Keynote Speaker - Piotr Formanowicz

On some combinatorial problems of computational biology

Computational biology is a relatively new interdisciplinary branch of science.
It evolves on an intersection of biology, mathematics and computer science.
Its main goal is to develop mathematical models of biological phenomena,
especially at a molecular level. Then, the models are used to construct
algorithmic methods dedicated for supporting an analysis of these phenomena and
structures of biomolecules (DNA, RNA and proteins).

Crucial discoveries in molecular biology made in the second half of the 20th
century showed that biology is in fact information processing. The information
processed in living organisms is encoded in macromolecules present in each
cell, i.e. nucleic acids (DNA and RNA) and proteins.
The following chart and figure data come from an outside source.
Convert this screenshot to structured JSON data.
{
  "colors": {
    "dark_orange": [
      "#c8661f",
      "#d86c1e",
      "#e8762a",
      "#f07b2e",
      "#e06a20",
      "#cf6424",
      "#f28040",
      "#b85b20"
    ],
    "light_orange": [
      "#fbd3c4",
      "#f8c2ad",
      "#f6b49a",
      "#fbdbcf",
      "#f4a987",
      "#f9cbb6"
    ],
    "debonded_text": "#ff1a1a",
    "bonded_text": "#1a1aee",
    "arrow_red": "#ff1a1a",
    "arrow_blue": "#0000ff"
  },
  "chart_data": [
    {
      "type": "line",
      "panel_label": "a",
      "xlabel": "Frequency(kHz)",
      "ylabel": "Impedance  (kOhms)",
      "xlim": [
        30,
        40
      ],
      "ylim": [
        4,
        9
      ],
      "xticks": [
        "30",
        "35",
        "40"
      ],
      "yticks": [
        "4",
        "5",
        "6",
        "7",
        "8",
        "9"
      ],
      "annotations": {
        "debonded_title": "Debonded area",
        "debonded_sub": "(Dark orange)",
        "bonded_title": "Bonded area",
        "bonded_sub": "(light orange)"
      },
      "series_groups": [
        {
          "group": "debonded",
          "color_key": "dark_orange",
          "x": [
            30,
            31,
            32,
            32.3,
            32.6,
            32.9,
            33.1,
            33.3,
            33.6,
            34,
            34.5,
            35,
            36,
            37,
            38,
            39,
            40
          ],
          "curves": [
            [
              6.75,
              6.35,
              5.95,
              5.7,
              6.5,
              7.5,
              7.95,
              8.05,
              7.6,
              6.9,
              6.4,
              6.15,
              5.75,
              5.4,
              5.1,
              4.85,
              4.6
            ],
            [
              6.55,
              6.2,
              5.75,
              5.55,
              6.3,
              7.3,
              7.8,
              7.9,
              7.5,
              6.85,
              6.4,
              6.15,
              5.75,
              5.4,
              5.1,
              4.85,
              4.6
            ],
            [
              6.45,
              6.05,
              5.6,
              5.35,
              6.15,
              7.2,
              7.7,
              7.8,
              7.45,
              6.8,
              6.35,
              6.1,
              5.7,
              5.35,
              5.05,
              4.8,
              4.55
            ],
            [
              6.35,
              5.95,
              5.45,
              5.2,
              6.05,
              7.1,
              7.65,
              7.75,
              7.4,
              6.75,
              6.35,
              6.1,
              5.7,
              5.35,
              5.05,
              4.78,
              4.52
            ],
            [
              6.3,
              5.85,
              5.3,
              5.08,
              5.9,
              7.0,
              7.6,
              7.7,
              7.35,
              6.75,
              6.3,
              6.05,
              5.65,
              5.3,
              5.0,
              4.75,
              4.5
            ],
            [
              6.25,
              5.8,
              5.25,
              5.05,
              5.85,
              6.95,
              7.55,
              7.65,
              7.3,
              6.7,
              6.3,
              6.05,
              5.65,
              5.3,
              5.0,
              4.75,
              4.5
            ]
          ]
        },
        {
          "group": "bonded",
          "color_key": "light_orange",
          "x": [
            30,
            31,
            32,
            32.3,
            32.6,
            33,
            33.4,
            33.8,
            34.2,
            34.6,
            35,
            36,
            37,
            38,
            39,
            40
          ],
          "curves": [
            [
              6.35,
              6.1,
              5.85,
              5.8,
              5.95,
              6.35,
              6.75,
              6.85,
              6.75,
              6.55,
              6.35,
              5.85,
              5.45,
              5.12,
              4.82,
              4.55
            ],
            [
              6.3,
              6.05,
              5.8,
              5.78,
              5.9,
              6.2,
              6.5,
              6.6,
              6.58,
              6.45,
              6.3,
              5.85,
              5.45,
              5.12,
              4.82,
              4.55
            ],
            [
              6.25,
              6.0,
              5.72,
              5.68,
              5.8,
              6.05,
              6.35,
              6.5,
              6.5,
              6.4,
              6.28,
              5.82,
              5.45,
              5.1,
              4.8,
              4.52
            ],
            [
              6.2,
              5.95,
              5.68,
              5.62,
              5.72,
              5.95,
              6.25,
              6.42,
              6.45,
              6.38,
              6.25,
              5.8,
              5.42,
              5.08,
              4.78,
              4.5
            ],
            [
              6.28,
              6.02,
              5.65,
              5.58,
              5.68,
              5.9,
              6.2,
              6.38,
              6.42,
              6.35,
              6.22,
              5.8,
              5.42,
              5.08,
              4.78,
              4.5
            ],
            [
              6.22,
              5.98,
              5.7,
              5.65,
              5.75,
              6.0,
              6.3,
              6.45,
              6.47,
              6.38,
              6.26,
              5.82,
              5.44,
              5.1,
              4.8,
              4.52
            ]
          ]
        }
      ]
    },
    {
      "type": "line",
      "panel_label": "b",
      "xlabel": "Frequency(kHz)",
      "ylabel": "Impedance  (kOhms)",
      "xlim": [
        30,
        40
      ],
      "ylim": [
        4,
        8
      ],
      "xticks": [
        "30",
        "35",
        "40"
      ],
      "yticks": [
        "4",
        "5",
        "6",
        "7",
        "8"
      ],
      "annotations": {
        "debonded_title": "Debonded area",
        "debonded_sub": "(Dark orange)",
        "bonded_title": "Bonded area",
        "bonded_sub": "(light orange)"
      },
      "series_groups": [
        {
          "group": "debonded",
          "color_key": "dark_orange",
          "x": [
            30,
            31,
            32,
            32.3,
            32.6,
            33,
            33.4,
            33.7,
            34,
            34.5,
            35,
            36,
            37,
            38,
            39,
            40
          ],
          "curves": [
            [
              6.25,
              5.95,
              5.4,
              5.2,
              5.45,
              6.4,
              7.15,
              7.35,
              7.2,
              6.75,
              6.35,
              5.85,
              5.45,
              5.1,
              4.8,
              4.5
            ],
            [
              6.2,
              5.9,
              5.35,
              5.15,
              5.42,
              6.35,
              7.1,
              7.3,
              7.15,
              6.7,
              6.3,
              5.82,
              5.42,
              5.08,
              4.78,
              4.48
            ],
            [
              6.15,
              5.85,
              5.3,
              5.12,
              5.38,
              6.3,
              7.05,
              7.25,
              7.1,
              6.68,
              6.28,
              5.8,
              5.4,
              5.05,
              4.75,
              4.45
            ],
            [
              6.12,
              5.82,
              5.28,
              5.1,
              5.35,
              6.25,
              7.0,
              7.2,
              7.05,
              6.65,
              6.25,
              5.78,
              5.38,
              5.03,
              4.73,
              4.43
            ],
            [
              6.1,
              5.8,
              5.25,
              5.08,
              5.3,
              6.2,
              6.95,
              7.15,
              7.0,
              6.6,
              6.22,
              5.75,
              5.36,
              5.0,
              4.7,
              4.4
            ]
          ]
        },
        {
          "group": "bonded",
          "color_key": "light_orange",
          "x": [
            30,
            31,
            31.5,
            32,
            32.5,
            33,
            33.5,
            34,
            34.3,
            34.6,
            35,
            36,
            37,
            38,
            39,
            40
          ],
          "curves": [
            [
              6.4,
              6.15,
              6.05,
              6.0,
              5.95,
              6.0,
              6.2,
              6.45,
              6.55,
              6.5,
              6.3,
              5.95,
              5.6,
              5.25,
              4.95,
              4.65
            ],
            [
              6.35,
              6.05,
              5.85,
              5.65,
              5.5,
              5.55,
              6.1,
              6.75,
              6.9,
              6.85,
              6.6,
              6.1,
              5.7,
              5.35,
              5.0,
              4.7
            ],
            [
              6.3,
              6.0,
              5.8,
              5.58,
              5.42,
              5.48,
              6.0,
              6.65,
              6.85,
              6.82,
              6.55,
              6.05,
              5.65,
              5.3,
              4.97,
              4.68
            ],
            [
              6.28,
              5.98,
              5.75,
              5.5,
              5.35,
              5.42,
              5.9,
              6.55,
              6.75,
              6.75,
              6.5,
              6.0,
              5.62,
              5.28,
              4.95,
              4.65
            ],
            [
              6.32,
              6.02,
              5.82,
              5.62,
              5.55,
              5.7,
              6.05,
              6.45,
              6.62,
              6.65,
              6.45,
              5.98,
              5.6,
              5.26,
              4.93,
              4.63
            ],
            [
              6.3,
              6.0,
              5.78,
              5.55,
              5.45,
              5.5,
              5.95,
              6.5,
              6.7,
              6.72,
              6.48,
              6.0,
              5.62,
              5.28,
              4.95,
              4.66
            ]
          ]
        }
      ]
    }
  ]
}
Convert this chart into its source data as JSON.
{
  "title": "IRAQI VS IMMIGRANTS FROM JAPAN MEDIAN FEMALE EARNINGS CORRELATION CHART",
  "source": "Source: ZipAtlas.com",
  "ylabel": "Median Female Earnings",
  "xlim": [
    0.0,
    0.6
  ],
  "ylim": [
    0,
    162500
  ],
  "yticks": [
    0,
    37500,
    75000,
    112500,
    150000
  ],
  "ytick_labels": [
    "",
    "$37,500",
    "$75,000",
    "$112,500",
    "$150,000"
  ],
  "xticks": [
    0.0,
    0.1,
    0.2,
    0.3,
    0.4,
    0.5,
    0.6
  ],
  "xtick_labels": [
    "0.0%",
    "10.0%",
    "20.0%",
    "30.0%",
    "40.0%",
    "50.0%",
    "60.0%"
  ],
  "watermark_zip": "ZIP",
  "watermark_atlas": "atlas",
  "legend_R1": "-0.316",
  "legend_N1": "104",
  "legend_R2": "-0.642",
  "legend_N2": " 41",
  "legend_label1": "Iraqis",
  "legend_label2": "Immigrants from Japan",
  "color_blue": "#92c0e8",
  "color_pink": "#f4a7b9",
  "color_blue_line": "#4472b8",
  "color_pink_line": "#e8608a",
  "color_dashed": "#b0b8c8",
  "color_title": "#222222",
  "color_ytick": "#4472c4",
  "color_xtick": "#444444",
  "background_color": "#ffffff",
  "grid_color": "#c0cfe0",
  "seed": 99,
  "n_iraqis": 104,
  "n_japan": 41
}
In order to fully understand mechanisms of life it is necessary to
understand biological processes taking place at a molecular level. Such
processes are controlled by genetic information contained
in DNA (in some viruses the information is encoded in RNA).
Consequently, the first stage in such studies is usually to read DNA
sequences, which is a basic step in genomic research. Due to some
technological constraints that reading cannot be done directly, e.g. using
a microscope. More complex methods have to be used, instead and they
usually consist of two main stages: the biochemical and the computational
one. Problems arising in reading DNA sequences are almost always
computationally intractable.

Reading DNA sequence is usually only the first step
in broader genomic research. The main challenge is to understand
information contained in the sequences. The goal is to discover all genes,
to understand their functions and, moreover, to understand the regulatory
functions of DNA, thanks to which the genes work in the right place,
i.e. in the proper tissue, and time. This is an extremelly difficult task,
mainly because of the fact that there are many unknown interactions
between genes and their products (i.e. proteins). Moreover, it is
estimated that in a human genome only a very small fraction (few percents)
of DNA sequences encodes proteins (which are building blocks of all living
organisms). The role of the most of the remainder is unknown and it is
usually called junk DNA, since there is a supposition that it has no function.
However, it may be also the case that a great part of the non-coding DNA
plays some regulatory functions (which are crucial for the proper functionality
of an organism).

Nowadays, the process of discovering genes and their functions is based mainly on
a sequence comparison. Since databases of biological sequences grow rapidly,
such a process requires advanced algorithmic methods. When a new gene is discovered
researchers usually try to find a similar already known gene in order to
infer its function. The problem is not trivial, not only because of huge
number of sequences in databases, but also because there is not known
well-defined notion of similarity of proteins and its relations to similarity
of protein functions. It is not enough to make a simple search for patterns in
sequences. More flexible approaches are required as, for example, searching
for motifs. Moreover, a pairwise comparison of sequences is often useless,
especially in a reconstruction of evolutionary history. In that case,
on the basis of mutation of analogous genes coming from different organisms,
researchers try to infer their evolutionary history.
In other words, in evolutionary research the goal is to construct
a phylogenetic (evolutionary) tree for a given group of taxa. In such
a tree the leaves correspond to currently living organisms and the internal
nodes represent their hypothetical ancestors. These ancestors should be
inferred from similarities amang organisms represented by the leaves
in the tree.

The isues mentioned above are only selected classical problems of computational
biology. But since this branch of science is stimulated by rapidly increasing
amount of available genetic information, it evolves very fast and new exciting
problems appear very often.

Solution to many of them requires new mathematical methods among which
combinatorial optimization approaches appear to be especially useful.